Many come from abusive relationships and are in need of court protection. Others require medical care. And they all need assistance in putting their shattered lives back together.
Helping start the process of rebuilding these lives is a team led by Joe Regalia, an adjunct professor at UNLV’s Boyd School of Law. Regalia, his students, and Boyd alumni venture weekly to the shelter for Friday-morning legal-empowerment lectures.
"These women who had all these ideas about what court is and what it was going to be like to be court and just terrified of it," Regalia said "Now that they're actually doing it. They're actually standing up and practicing like they're in court. They're writing the documents. You can see a huge change in them. A lot of the fear taken out."
Marshaling the energy of his students and his experience representing low-income clients, Regalia’s Pro Se Boot Camp offers common-sense advice about navigating the legal and medical bureaucracies and standing up for yourself.
"Folks have a huge need for legal help in our country," Regalia told KNPR's State of Nevada, "Family disputes, immigration stuff, civil lawsuits - stuff that's really important you have no right to an attorney."
Regalia believes people can handle most of these legal issues on their own when they're given the right tools. He said people living in poverty are in court a lot more than people who aren't, but they obviously don't have the resources to pay for an attorney.
"The crazy thing is although they're in court all the time, they are the least likely to get a lawyer and they are the least likely to be able to navigate the system on their own," he said.

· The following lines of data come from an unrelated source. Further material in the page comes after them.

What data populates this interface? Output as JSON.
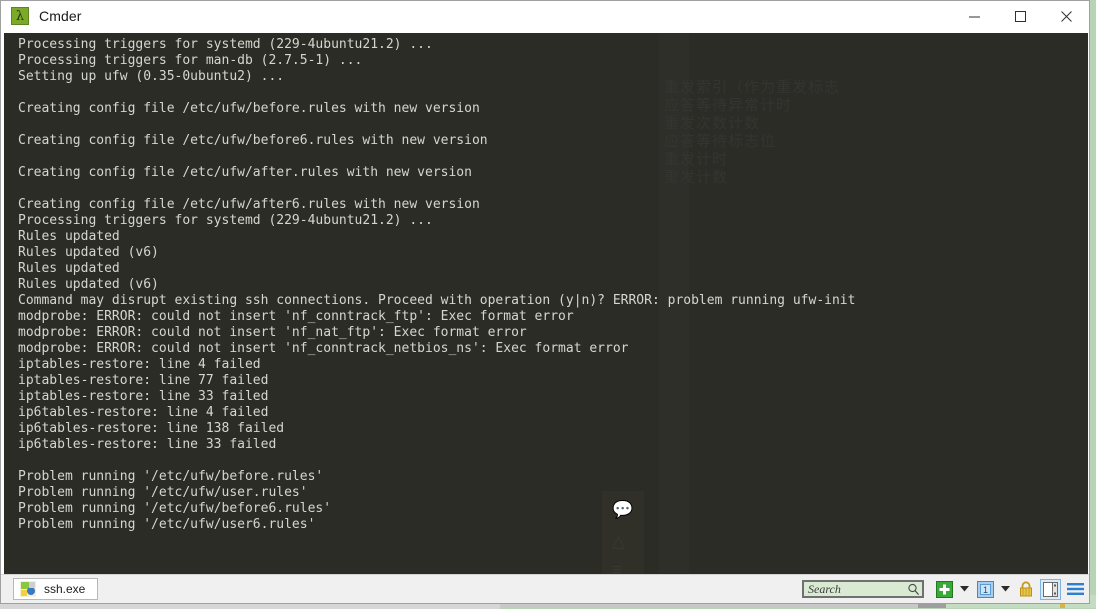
{
  "window": {
    "app_icon": "lambda-icon",
    "title": "Cmder",
    "controls": {
      "minimize": "minimize-icon",
      "maximize": "maximize-icon",
      "close": "close-icon"
    }
  },
  "terminal": {
    "lines": [
      "Processing triggers for systemd (229-4ubuntu21.2) ...",
      "Processing triggers for man-db (2.7.5-1) ...",
      "Setting up ufw (0.35-0ubuntu2) ...",
      "",
      "Creating config file /etc/ufw/before.rules with new version",
      "",
      "Creating config file /etc/ufw/before6.rules with new version",
      "",
      "Creating config file /etc/ufw/after.rules with new version",
      "",
      "Creating config file /etc/ufw/after6.rules with new version",
      "Processing triggers for systemd (229-4ubuntu21.2) ...",
      "Rules updated",
      "Rules updated (v6)",
      "Rules updated",
      "Rules updated (v6)",
      "Command may disrupt existing ssh connections. Proceed with operation (y|n)? ERROR: problem running ufw-init",
      "modprobe: ERROR: could not insert 'nf_conntrack_ftp': Exec format error",
      "modprobe: ERROR: could not insert 'nf_nat_ftp': Exec format error",
      "modprobe: ERROR: could not insert 'nf_conntrack_netbios_ns': Exec format error",
      "iptables-restore: line 4 failed",
      "iptables-restore: line 77 failed",
      "iptables-restore: line 33 failed",
      "ip6tables-restore: line 4 failed",
      "ip6tables-restore: line 138 failed",
      "ip6tables-restore: line 33 failed",
      "",
      "Problem running '/etc/ufw/before.rules'",
      "Problem running '/etc/ufw/user.rules'",
      "Problem running '/etc/ufw/before6.rules'",
      "Problem running '/etc/ufw/user6.rules'"
    ],
    "background_color": "#2c2c27",
    "text_color": "#d3d7cf",
    "ghost_text": "重发索引（作为重发标志\n应答等待异常计时\n重发次数计数\n应答等待标志位\n重发计时\n重发计数"
  },
  "statusbar": {
    "tab": {
      "label": "ssh.exe",
      "icon": "console-app-icon"
    },
    "search": {
      "placeholder": "Search",
      "value": "",
      "icon": "search-icon"
    },
    "buttons": {
      "new_console": "plus-icon",
      "new_console_caret": "chevron-down-icon",
      "active_console": "1",
      "active_console_caret": "chevron-down-icon",
      "lock": "padlock-icon",
      "split_pane": "split-pane-icon",
      "menu": "hamburger-menu-icon"
    },
    "colors": {
      "plus_green": "#34a832",
      "tab_blue": "#5a9bd5",
      "lock_gold": "#d3a41e",
      "menu_blue": "#2f7fd0"
    }
  }
}
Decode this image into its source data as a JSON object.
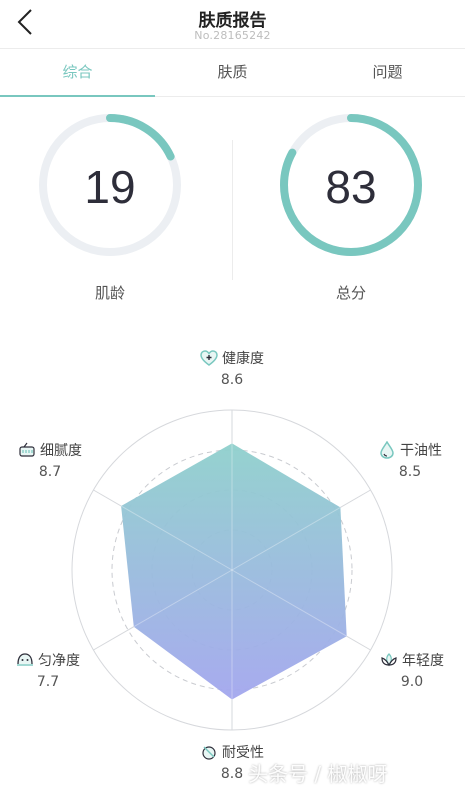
{
  "header": {
    "title": "肤质报告",
    "report_no": "No.28165242"
  },
  "tabs": [
    {
      "label": "综合",
      "active": true
    },
    {
      "label": "肤质",
      "active": false
    },
    {
      "label": "问题",
      "active": false
    }
  ],
  "gauges": [
    {
      "value": "19",
      "label": "肌龄",
      "fraction": 0.18
    },
    {
      "value": "83",
      "label": "总分",
      "fraction": 0.83
    }
  ],
  "colors": {
    "accent": "#79c7bf",
    "track": "#eceff3",
    "radar_top": "#8fd0cc",
    "radar_bottom": "#a3a6ee"
  },
  "chart_data": {
    "type": "radar",
    "axes": [
      {
        "name": "健康度",
        "value": 8.6,
        "value_label": "8.6",
        "icon": "heart-plus-icon"
      },
      {
        "name": "干油性",
        "value": 8.5,
        "value_label": "8.5",
        "icon": "water-drop-icon"
      },
      {
        "name": "年轻度",
        "value": 9.0,
        "value_label": "9.0",
        "icon": "lotus-icon"
      },
      {
        "name": "耐受性",
        "value": 8.8,
        "value_label": "8.8",
        "icon": "shield-icon"
      },
      {
        "name": "匀净度",
        "value": 7.7,
        "value_label": "7.7",
        "icon": "face-icon"
      },
      {
        "name": "细腻度",
        "value": 8.7,
        "value_label": "8.7",
        "icon": "texture-icon"
      }
    ],
    "range": [
      0,
      10
    ]
  },
  "watermark": "头条号 / 椒椒呀"
}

Shani Coleman is one of the students who works on the programs. She is also a redevelopment manager for the city of Las Vegas. She said there is a comparison between working to redevelopment neighborhoods and redevelop people.
"In my day job, we look at the value of buildings. We look at the value of neighborhoods," she said, "As part of redevelopment, one of our goals is to help increase that... so recognizing the specialness and the value that these women hold and helping them to see that value in themselves and helping uplift them, so I think that is a wonderful analogy."
Coleman said there are two important messages that the Pro Se Boot Camp tries to get across to their clients. First is that they can face the legal system on their own and second that there is a community of people there to help them.
"They don't have to be afraid of the legal system and there is somebody out there that is willing to support them," she said.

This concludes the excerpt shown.